Bank Dunia Perkirakan Perang Timur Tengah Bisa Lambungkan Harga Minyak
- CNBC
New York – Bank Dunia, pada Senin 30 Oktober 2023, memperkirakan harga minyak global akan mencapai rata-rata US$ 90 per barel pada triwulan keempat tahun ini, dan turun sampai di bawah rata-rata US$ 81 AS pada 2023, karena pertumbuhan ekonomi yang melambat telah mengurangi permintaan.

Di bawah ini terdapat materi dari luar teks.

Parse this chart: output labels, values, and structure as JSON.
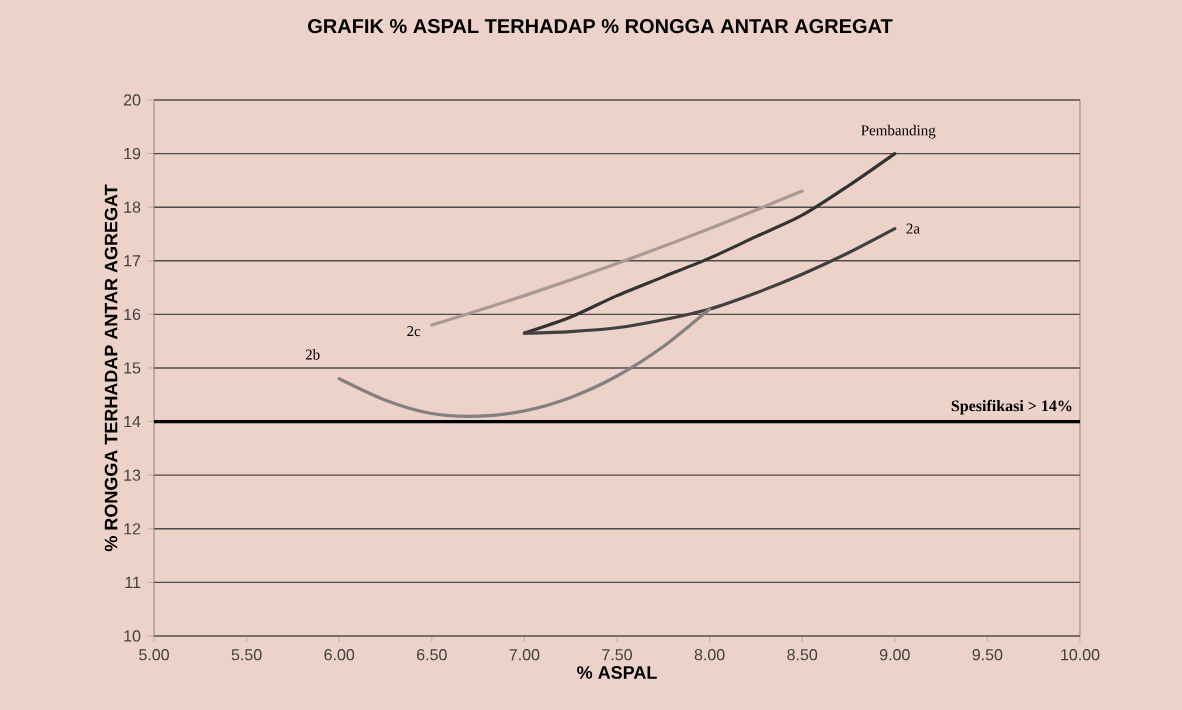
{
  "chart_data": {
    "type": "line",
    "title": "GRAFIK % ASPAL TERHADAP % RONGGA ANTAR AGREGAT",
    "xlabel": "% ASPAL",
    "ylabel": "% RONGGA TERHADAP ANTAR AGREGAT",
    "xlim": [
      5,
      10
    ],
    "xticks": [
      {
        "value": 5,
        "label": "5.00"
      },
      {
        "value": 5.5,
        "label": "5.50"
      },
      {
        "value": 6,
        "label": "6.00"
      },
      {
        "value": 6.5,
        "label": "6.50"
      },
      {
        "value": 7,
        "label": "7.00"
      },
      {
        "value": 7.5,
        "label": "7.50"
      },
      {
        "value": 8,
        "label": "8.00"
      },
      {
        "value": 8.5,
        "label": "8.50"
      },
      {
        "value": 9,
        "label": "9.00"
      },
      {
        "value": 9.5,
        "label": "9.50"
      },
      {
        "value": 10,
        "label": "10.00"
      }
    ],
    "ylim": [
      10,
      20
    ],
    "yticks": [
      10,
      11,
      12,
      13,
      14,
      15,
      16,
      17,
      18,
      19,
      20
    ],
    "grid": "y",
    "marker": "none",
    "line_style": "solid",
    "series": [
      {
        "name": "Pembanding",
        "color": "#333333",
        "x": [
          7.0,
          7.25,
          7.5,
          7.75,
          8.0,
          8.25,
          8.5,
          8.75,
          9.0
        ],
        "values": [
          15.65,
          15.95,
          16.35,
          16.7,
          17.05,
          17.45,
          17.85,
          18.4,
          19.0
        ]
      },
      {
        "name": "2a",
        "color": "#404040",
        "x": [
          7.0,
          7.25,
          7.5,
          7.75,
          8.0,
          8.25,
          8.5,
          8.75,
          9.0
        ],
        "values": [
          15.65,
          15.68,
          15.75,
          15.9,
          16.1,
          16.4,
          16.75,
          17.15,
          17.6
        ]
      },
      {
        "name": "2b",
        "color": "#858080",
        "x": [
          6.0,
          6.25,
          6.5,
          6.75,
          7.0,
          7.25,
          7.5,
          7.75,
          8.0
        ],
        "values": [
          14.8,
          14.4,
          14.15,
          14.1,
          14.2,
          14.45,
          14.85,
          15.4,
          16.1
        ]
      },
      {
        "name": "2c",
        "color": "#a89896",
        "x": [
          6.5,
          7.0,
          7.5,
          8.0,
          8.5
        ],
        "values": [
          15.8,
          16.35,
          16.95,
          17.6,
          18.3
        ]
      }
    ],
    "ref_lines": [
      {
        "axis": "y",
        "value": 14,
        "label": "Spesifikasi > 14%",
        "color": "#000000"
      }
    ]
  }
}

Namun eskalasi konflik Timur Tengah bisa melonjakkan lagi harga minyak. Laporan terkini Commodity Markets Outlook yang dikeluarkan Bank Dunia mencatat bahwa harga minyak hanya naik 6 persen, sejak perang Israel-Hamas dimulai, sementara harga komoditas pertanian yang sebagian besar logam dan komoditas-komoditas lainnya "hampir tak berubah".
Laporan Bank Dunia itu menguraikan tiga skenario risiko berdasarkan episode-episode sejarah yang terdiri dari konflik-konflik regional sejak 1970-an, dengan tingkat keparahan, dan konsekuensi yang kian besar.
Skenario "gangguan kecil" yang setara dengan berkurangnya produksi minyak saat perang saudara Libya pada 2011 sekitar 500.000 hingga 2 juta barel per hari (bph) akan menaikkan harga minyak dalam kisaran US$ 93-102 per barel pada triwulan keempat tahun ini, kata Bank Dunia.
Skenario "gangguan sedang" yang kira-kira setara dengan perang Irak 2003, akan memangkas pasokan minyak global sebesar 3 juta hingga 5 juta barel per hari, sehingga harga minyak naik antara US$ 109 dan US$ 121 per barel.
Pada skenario "gangguan besar" Bank Dunia setara dampak embargo minyak Arab pada 1973, yang memangkas pasokan minyak global sampai 6-8 juta barel per hari. Hal ini pada awalnya menaikkan harga menjadi US$ 140 hingga US$ 157 per barel, atau melonjak sampai 75 persen.
"Harga minyak yang lebih tinggi, jika bertahan, mengartikan harga pangan juga bakal naik. Jika terjadi guncangan harga minyak yang akut, maka hal ini akan meningkatkan inflasi harga pangan yang sudah naik di banyak negara berkembang," kata Ayhan Kose, Wakil Kepala Ekonom Bank Dunia.